Desenvolvimento da Economia Brasileira

Existem diversas críticas com respeito ao modelo de desenvolvimento adotado pelo Brasil desde os primórdios da nossa economia. Entretanto, a maior crítica que se faz é no que diz respeito a participação do Estado na economia, seja participando diretamente, seja indiretamente por imposição de regulamentação e a cobrança excessiva de impostos e a eficiência do Estado executar as suas próprias atribuições.

Para o bom funcionamento de uma economia é necessária a existência de instituições fortes consubstanciadas por leis e regras que sejam duradouras e respeitadas. Devem cumprir, além de outras, três regras básicas: dá estabilidade ao sistema econômico, onde os agentes econômicos não sejam surpreendidos por mudanças repentinas nas leis e nos contratos; segundo, que não haja burocracia e as leis e outros arranjos sejam facilmente entendíveis, que o custo para de transação seja baixo e; terceiro, que sejam incentivadas aquelas organizações que geram riqueza e sejam desincentivadas aquelas que apenas distribui riqueza.

Além de outras, o governo tem duas funções que são de fundamental importância: fornecimento de bens públicos para a sociedade e a correção de falhas no funcionamento do mercado quando estas ocorrerem (falhas de mercado ocorrem quando o funcionamento do mercado falha se não tiver ajuda do governo, ou seja, o mercado não funciona bem sem a intervenção do Estado).

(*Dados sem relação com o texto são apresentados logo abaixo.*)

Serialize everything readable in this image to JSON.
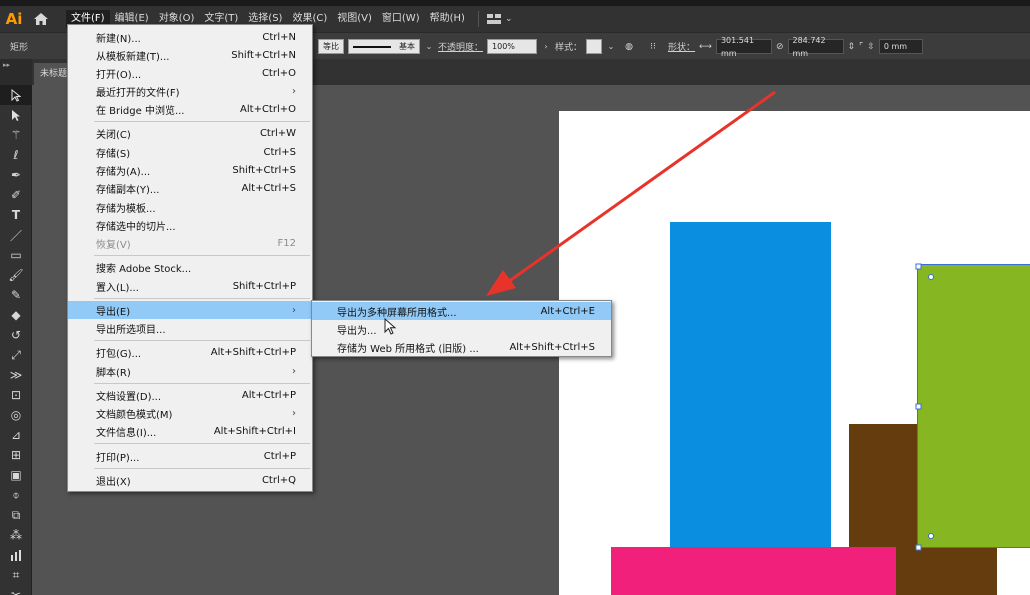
{
  "app": {
    "logo": "Ai",
    "menus": [
      "文件(F)",
      "编辑(E)",
      "对象(O)",
      "文字(T)",
      "选择(S)",
      "效果(C)",
      "视图(V)",
      "窗口(W)",
      "帮助(H)"
    ],
    "active_menu": "文件(F)"
  },
  "controlbar": {
    "selection_label": "矩形",
    "stroke_profile": "等比",
    "brush": "基本",
    "opacity_label": "不透明度：",
    "opacity_value": "100%",
    "style_label": "样式：",
    "shape_label": "形状：",
    "width_value": "301.541 mm",
    "height_value": "284.742 mm",
    "corner_value": "0 mm"
  },
  "tab": {
    "doc_name": "未标题"
  },
  "file_menu": {
    "items": [
      {
        "label": "新建(N)...",
        "shortcut": "Ctrl+N"
      },
      {
        "label": "从模板新建(T)...",
        "shortcut": "Shift+Ctrl+N"
      },
      {
        "label": "打开(O)...",
        "shortcut": "Ctrl+O"
      },
      {
        "label": "最近打开的文件(F)",
        "shortcut": "›"
      },
      {
        "label": "在 Bridge 中浏览...",
        "shortcut": "Alt+Ctrl+O"
      },
      {
        "label": "关闭(C)",
        "shortcut": "Ctrl+W"
      },
      {
        "label": "存储(S)",
        "shortcut": "Ctrl+S"
      },
      {
        "label": "存储为(A)...",
        "shortcut": "Shift+Ctrl+S"
      },
      {
        "label": "存储副本(Y)...",
        "shortcut": "Alt+Ctrl+S"
      },
      {
        "label": "存储为模板...",
        "shortcut": ""
      },
      {
        "label": "存储选中的切片...",
        "shortcut": ""
      },
      {
        "label": "恢复(V)",
        "shortcut": "F12"
      },
      {
        "label": "搜索 Adobe Stock...",
        "shortcut": ""
      },
      {
        "label": "置入(L)...",
        "shortcut": "Shift+Ctrl+P"
      },
      {
        "label": "导出(E)",
        "shortcut": "›"
      },
      {
        "label": "导出所选项目...",
        "shortcut": ""
      },
      {
        "label": "打包(G)...",
        "shortcut": "Alt+Shift+Ctrl+P"
      },
      {
        "label": "脚本(R)",
        "shortcut": "›"
      },
      {
        "label": "文档设置(D)...",
        "shortcut": "Alt+Ctrl+P"
      },
      {
        "label": "文档颜色模式(M)",
        "shortcut": "›"
      },
      {
        "label": "文件信息(I)...",
        "shortcut": "Alt+Shift+Ctrl+I"
      },
      {
        "label": "打印(P)...",
        "shortcut": "Ctrl+P"
      },
      {
        "label": "退出(X)",
        "shortcut": "Ctrl+Q"
      }
    ]
  },
  "export_submenu": {
    "items": [
      {
        "label": "导出为多种屏幕所用格式...",
        "shortcut": "Alt+Ctrl+E"
      },
      {
        "label": "导出为...",
        "shortcut": ""
      },
      {
        "label": "存储为 Web 所用格式 (旧版) ...",
        "shortcut": "Alt+Shift+Ctrl+S"
      }
    ]
  },
  "colors": {
    "blue_rect": "#0a8fe0",
    "green_rect": "#86b723",
    "brown_rect": "#643c0e",
    "pink_rect": "#f1207b",
    "arrow": "#e8332a",
    "menu_highlight": "#91c9f7"
  }
}
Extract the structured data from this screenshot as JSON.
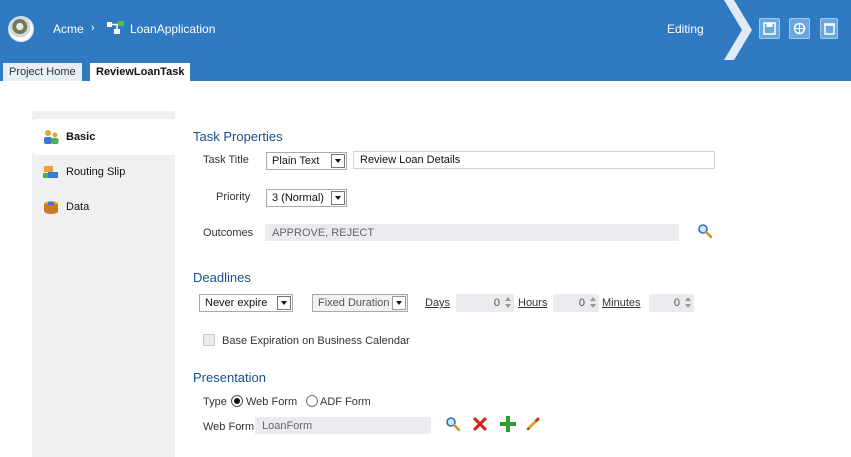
{
  "header": {
    "breadcrumb_root": "Acme",
    "breadcrumb_sep": "›",
    "app_name": "LoanApplication",
    "mode": "Editing",
    "colors": {
      "bar": "#2f7ac1",
      "title": "#1a4f8b"
    },
    "tools": [
      "save-icon",
      "deploy-icon",
      "delete-icon"
    ]
  },
  "tabs": [
    {
      "label": "Project Home",
      "active": false
    },
    {
      "label": "ReviewLoanTask",
      "active": true
    }
  ],
  "nav": [
    {
      "label": "Basic",
      "icon": "people-icon",
      "active": true
    },
    {
      "label": "Routing Slip",
      "icon": "routing-icon",
      "active": false
    },
    {
      "label": "Data",
      "icon": "data-icon",
      "active": false
    }
  ],
  "task_properties": {
    "title": "Task Properties",
    "task_title_label": "Task Title",
    "task_title_type": "Plain Text",
    "task_title_value": "Review Loan  Details",
    "priority_label": "Priority",
    "priority_value": "3 (Normal)",
    "outcomes_label": "Outcomes",
    "outcomes_value": "APPROVE, REJECT"
  },
  "deadlines": {
    "title": "Deadlines",
    "expire_value": "Never expire",
    "duration_value": "Fixed Duration",
    "days_label": "Days",
    "days_value": "0",
    "hours_label": "Hours",
    "hours_value": "0",
    "minutes_label": "Minutes",
    "minutes_value": "0",
    "business_calendar_label": "Base Expiration on Business Calendar",
    "business_calendar_checked": false
  },
  "presentation": {
    "title": "Presentation",
    "type_label": "Type",
    "option_web": "Web Form",
    "option_adf": "ADF Form",
    "selected": "Web Form",
    "webform_label": "Web Form",
    "webform_value": "LoanForm"
  }
}
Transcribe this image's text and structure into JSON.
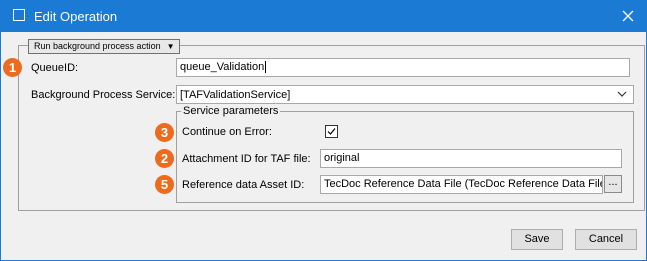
{
  "window": {
    "title": "Edit Operation",
    "accent_color": "#1a7ad4",
    "badge_color": "#ec6b1f"
  },
  "group": {
    "dropdown_label": "Run background process action"
  },
  "fields": {
    "queue_id_label": "QueueID:",
    "queue_id_value": "queue_Validation",
    "bg_service_label": "Background Process Service:",
    "bg_service_value": "[TAFValidationService]"
  },
  "service_parameters": {
    "title": "Service parameters",
    "continue_on_error_label": "Continue on Error:",
    "continue_on_error_checked": true,
    "attachment_label": "Attachment ID for TAF file:",
    "attachment_value": "original",
    "reference_label": "Reference data Asset ID:",
    "reference_value": "TecDoc Reference Data File (TecDoc Reference Data File)",
    "browse_label": "..."
  },
  "badges": {
    "queue_id": "1",
    "attachment": "2",
    "continue_on_error": "3",
    "reference": "5"
  },
  "buttons": {
    "save": "Save",
    "cancel": "Cancel"
  },
  "icons": {
    "close": "close-icon",
    "window": "window-icon",
    "chevron": "chevron-down-icon",
    "checkmark": "checkmark-icon"
  }
}
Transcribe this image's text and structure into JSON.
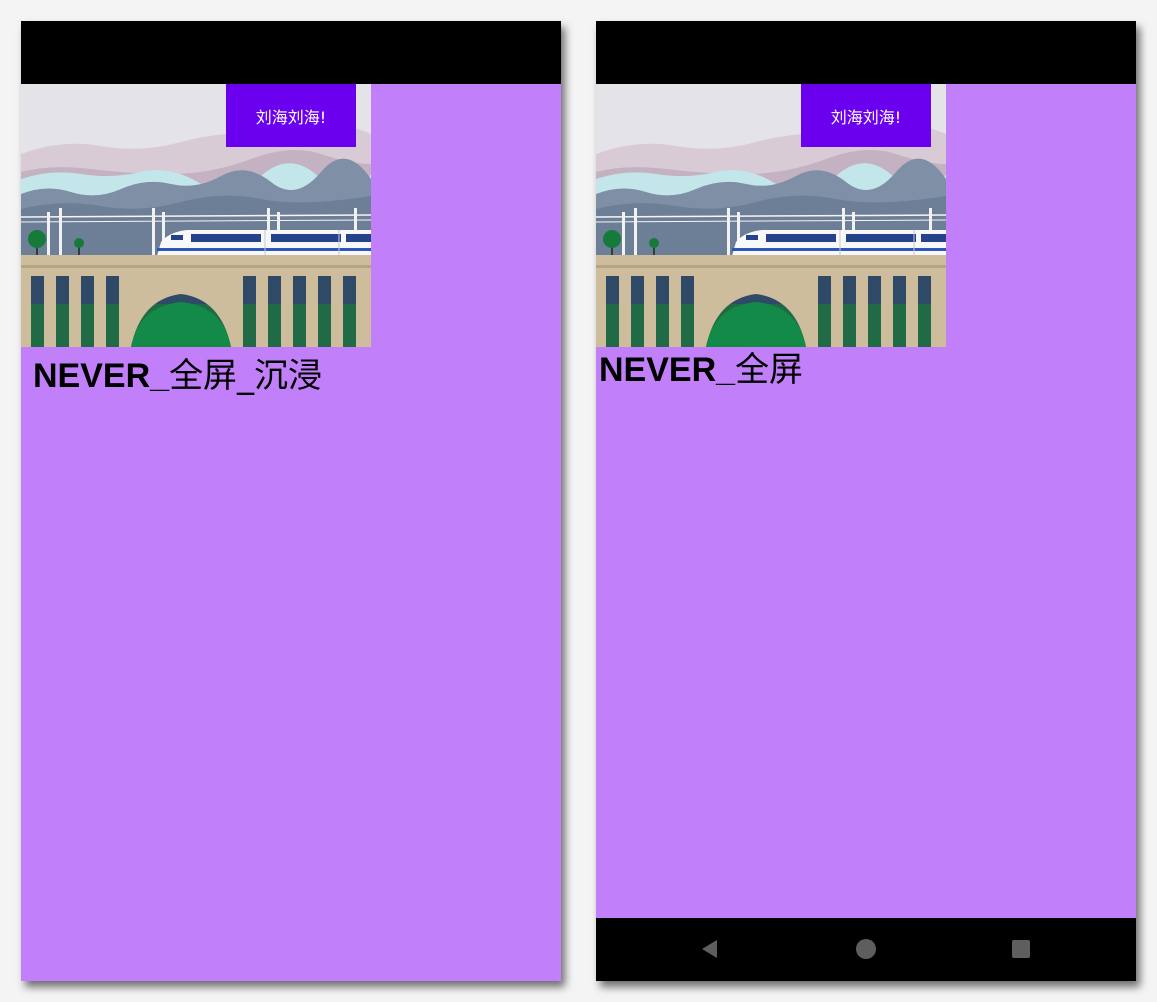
{
  "left_screen": {
    "notch_button_label": "刘海刘海!",
    "mode_title_prefix": "NEVER_",
    "mode_title_suffix": "全屏_沉浸"
  },
  "right_screen": {
    "notch_button_label": "刘海刘海!",
    "mode_title_prefix": "NEVER_",
    "mode_title_suffix": "全屏",
    "nav_bar": {
      "back_icon": "back-triangle-icon",
      "home_icon": "home-circle-icon",
      "recents_icon": "recents-square-icon"
    }
  },
  "colors": {
    "screen_background": "#c180fa",
    "button_background": "#6a00ee",
    "system_bars": "#000000",
    "nav_icon": "#5e5e5e"
  }
}
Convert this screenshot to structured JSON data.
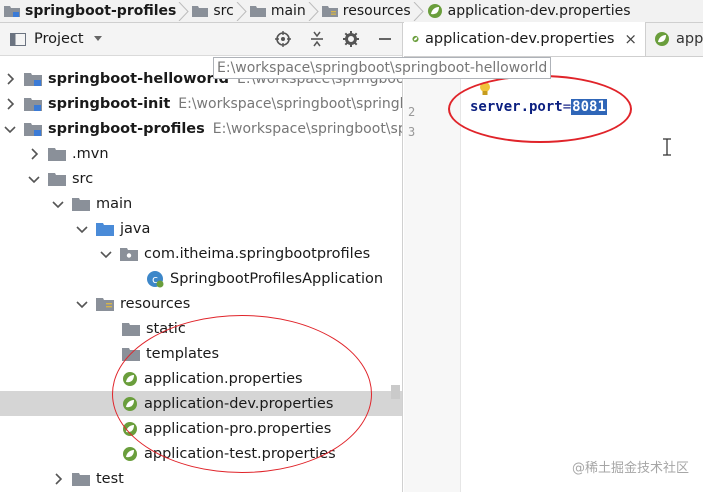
{
  "breadcrumb": [
    {
      "label": "springboot-profiles",
      "icon": "module-folder-icon"
    },
    {
      "label": "src",
      "icon": "folder-icon"
    },
    {
      "label": "main",
      "icon": "folder-icon"
    },
    {
      "label": "resources",
      "icon": "resources-folder-icon"
    },
    {
      "label": "application-dev.properties",
      "icon": "spring-properties-icon"
    }
  ],
  "project_panel": {
    "title": "Project",
    "tools": [
      "locate-icon",
      "collapse-all-icon",
      "settings-gear-icon",
      "hide-panel-icon"
    ]
  },
  "tree": [
    {
      "label": "springboot-helloworld",
      "path": "E:\\workspace\\springboot\\springboot-helloworld",
      "expanded": false
    },
    {
      "label": "springboot-init",
      "path": "E:\\workspace\\springboot\\springbo",
      "expanded": false
    },
    {
      "label": "springboot-profiles",
      "path": "E:\\workspace\\springboot\\sp",
      "expanded": true
    },
    {
      "label": ".mvn",
      "expanded": false
    },
    {
      "label": "src",
      "expanded": true
    },
    {
      "label": "main",
      "expanded": true
    },
    {
      "label": "java",
      "expanded": true
    },
    {
      "label": "com.itheima.springbootprofiles",
      "expanded": true
    },
    {
      "label": "SpringbootProfilesApplication"
    },
    {
      "label": "resources",
      "expanded": true
    },
    {
      "label": "static"
    },
    {
      "label": "templates"
    },
    {
      "label": "application.properties"
    },
    {
      "label": "application-dev.properties",
      "selected": true
    },
    {
      "label": "application-pro.properties"
    },
    {
      "label": "application-test.properties"
    },
    {
      "label": "test",
      "expanded": false
    }
  ],
  "tooltip": "E:\\workspace\\springboot\\springboot-helloworld",
  "editor": {
    "tabs": [
      {
        "label": "application-dev.properties",
        "active": true,
        "close": "×"
      },
      {
        "label": "appl",
        "active": false
      }
    ],
    "line_numbers": [
      "2",
      "3"
    ],
    "code": {
      "key": "server.port",
      "eq": "=",
      "value": "8081"
    }
  },
  "watermark": "@稀土掘金技术社区",
  "colors": {
    "annotation": "#e0242a",
    "selection": "#2f66b8",
    "row_selected": "#d5d5d5"
  }
}
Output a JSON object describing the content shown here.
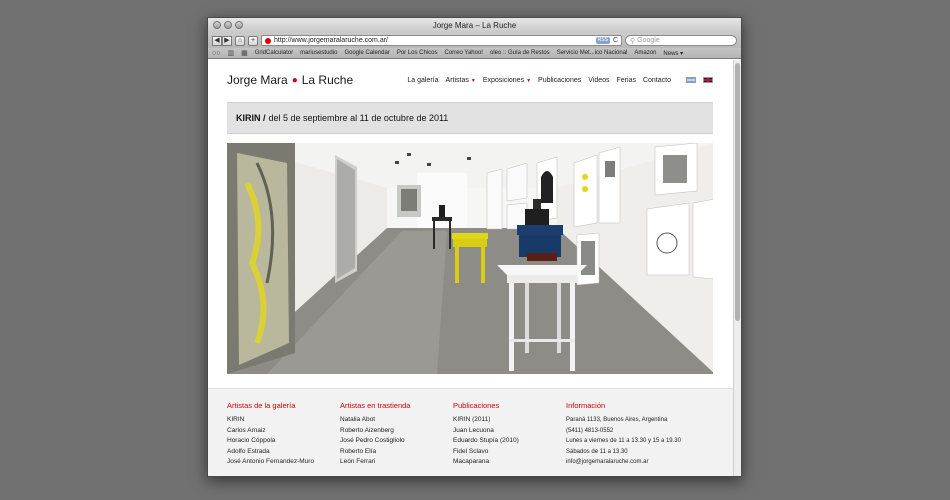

Existem diversos tipos de bens públicos, mas uma característica fundamental desses tipos de bens é a dificuldade de se excluir consumidores que não pagaram por ele. Alguns são impossíveis de haver exclusão, como os serviços das forças armadas (é impossível as forças armadas defender um país e excluir alguma pessoa que esteja vivendo nesse país) e outros nos quais é possível haver a exclusão, como a educação e a saúde.

O governo, para atender todas as demandas da sociedade, seja na oferta de bens públicos seja na atenuação de falhas no mercado, obtém da sociedade os tributos. Com estes é montada toda a estrutura tanto do executivo, do judiciário e do legislativo que requer verba para custear e para investimentos. Além disso, existe a demanda para atender ás necessidades de investimento em infra-estrutura como estrada, saneamento básico e as transferências como as aposentadorias e assistência social e os serviços da dívida pública.

Além disso, o governo em muitas situações participa diretamente da economia por meio de empresas estatais nas mais diversas áreas como serviços de correio, serviços bancários, produção e distribuição de petróleo, etc. É verdade que atualmente a sua participação é bem menor do que já foi há 20 anos, mas a presença do governo na economia ainda é substancial. Para os liberais isso é lastimável. Para a maioria, eu imagino, a participação do governo nessas empresas é importante.

Diz-se que o governo gasta muito, atualmente é cerca de 40% do Produto Interno Bruto (PIB), apesar de existir uma demanda muito grande de recursos do setor público indubitavelmente é possível reduzir esse montante. Nos últimos trinta anos foram criados muitos municípios sem nenhuma condição de auto-sustentação econômica o que onera de forma substancial as finanças públicas do país. Do ponto de vista da eficiência econômica, seria muito mais vantajoso que esses municípios que não têm condições de gerar a sua própria receita fossem transformados em distritos de municípios mais desenvolvidos. Cerca de um terço dos municípios brasileiros voltariam a ser dependentes de outros municípios economizando bilhões de reais que seriam aplicados de forma muito mais eficientes em prol da população. Hoje, um valor muito alto é gasto para sustentar as estruturas administrativas desses municípios.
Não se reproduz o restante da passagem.